Iles has penned another excellent, engrossing, spellbinding novel that will seize your attention, induce many diverse emotions, and not let up until the ending. I was completely immersed in the narrative from start to finish and the pages flew by as I compulsively read "just one more chapter." This is a long book, but it doesn't feel overly long. The plot is intricate and complicated on several different levels.  The setting is well-developed and the characters are fully realized. You may find yourself talking back to Marshall, telling him to use his brain, as he makes some decisions that you (and he) know are mistakes.

The quality of the writing, though, is what sets Iles apart and makes this exceptional novel one of the best I have read this year. It has been awhile since I simply had to save quotes from a novel, and I have pages full of them from Cemetery Road. For those paying attention, there is a plethora of wisdom and universal truths found in Iles writing. 

Disclosure: My review copy was courtesy of HarperCollins.

I'm sharing a few of the quotes I saved even though I had a review copy and not a final edition.

"Many a man or woman has awakened from a months-long oxytocin high and realized that they’ve put their spouse, their children, or even their life at risk in a blind quest to regain a purity and intensity of experience allowed only to the young."
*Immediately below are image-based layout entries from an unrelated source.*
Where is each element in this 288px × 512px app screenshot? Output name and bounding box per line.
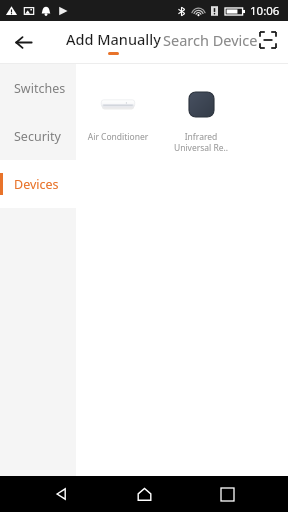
button[interactable]: Devices xyxy=(0,160,76,208)
staticText: Security xyxy=(14,128,61,145)
staticText: Switches xyxy=(14,80,66,97)
button[interactable]: Add Manually xyxy=(66,29,161,55)
button[interactable]: Security xyxy=(0,112,76,160)
button[interactable]: Scan QR code xyxy=(253,25,283,55)
button[interactable]: Back xyxy=(6,25,40,59)
staticText: Add Manually xyxy=(66,29,161,49)
staticText: Air Conditioner xyxy=(82,131,154,143)
button[interactable]: Recent apps xyxy=(205,476,249,512)
button[interactable]: Infrared Universal Re.. xyxy=(162,82,240,155)
staticText: Search Device xyxy=(163,30,258,50)
button[interactable]: Air Conditioner xyxy=(82,82,154,145)
staticText: Devices xyxy=(14,176,59,193)
button[interactable]: Home xyxy=(122,476,166,512)
staticText: Infrared Universal Re.. xyxy=(162,131,240,153)
button[interactable]: Switches xyxy=(0,64,76,112)
staticText: 10:06 xyxy=(250,3,280,19)
button[interactable]: Search Device xyxy=(163,30,258,50)
button[interactable]: Back xyxy=(39,476,83,512)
"Whatever the trigger of our passion, we cross a line that we once believed inviolate, and by so doing throw the world out of balance in such a way that it must eventually right itself, regardless of human casualties. Ironically, our passion blinds us to our true motives. Often we perceive our personal world as out of balance and seize on the notion that another person will somehow right the ship, restoring the “happiness” we crave. The mind-altering ecstasy of sexual union further distorts our perception, making it infinitely harder to navigate the maze we have created for ourselves. This self-induced blindness pushes us to take insane risks."

“Maybe I shouldn’t give you advice. But I’ll say this: if your dad doesn’t come around, it’s because he doesn’t want to. That’s got nothing to do with you. He’s missing something in his character. Divorce is one thing, leaving a wife. But a man who leaves his children is something else. I’ve got no respect for a man who does that. A father who leaves his children does damage that can never be repaired. That’s why you’re hurting now.”
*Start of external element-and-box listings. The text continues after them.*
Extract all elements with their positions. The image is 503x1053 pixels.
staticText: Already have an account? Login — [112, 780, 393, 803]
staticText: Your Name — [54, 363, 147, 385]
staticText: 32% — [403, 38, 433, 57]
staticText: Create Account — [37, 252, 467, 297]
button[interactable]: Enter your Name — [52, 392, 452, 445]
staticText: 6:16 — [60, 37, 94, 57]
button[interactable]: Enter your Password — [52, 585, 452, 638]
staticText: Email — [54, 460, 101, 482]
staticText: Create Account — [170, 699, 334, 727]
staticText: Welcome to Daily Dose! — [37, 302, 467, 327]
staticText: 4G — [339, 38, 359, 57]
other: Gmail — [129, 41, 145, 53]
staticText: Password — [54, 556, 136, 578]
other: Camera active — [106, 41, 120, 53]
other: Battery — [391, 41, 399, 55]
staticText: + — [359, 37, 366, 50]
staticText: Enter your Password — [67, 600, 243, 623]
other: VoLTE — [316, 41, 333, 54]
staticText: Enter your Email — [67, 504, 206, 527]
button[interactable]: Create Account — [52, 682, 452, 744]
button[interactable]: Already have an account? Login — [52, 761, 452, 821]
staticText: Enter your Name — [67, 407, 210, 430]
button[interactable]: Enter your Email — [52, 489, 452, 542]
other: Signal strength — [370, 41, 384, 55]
"And the horror is this: when your wife or husband truly gives themselves to another person, they haven’t done it to hurt you. In fact, they’ve probably taken great care to avoid hurting you. No, the unspeakable truth is that you no longer matter to them. Except as the mother or father of their children, you do not exist. That is why people refuse to see. To do so, they’d have to crack the door on limitless darkness in which they have come to mean nothing to the person who knows them best in the world. They must face, probably for the first time, being utterly alone. And that way lies madness."

“We’re all on Cemetery Road,” he says, turning his head enough to see the kudzu-choked ravine drift by under the gray sky. “Some of us are just closer to this end than others. Some are still near enough to that spring to pretend the road leads somewhere else, or maybe goes on forever. But we’re all headed to the graveyard sooner or later. Or the river.”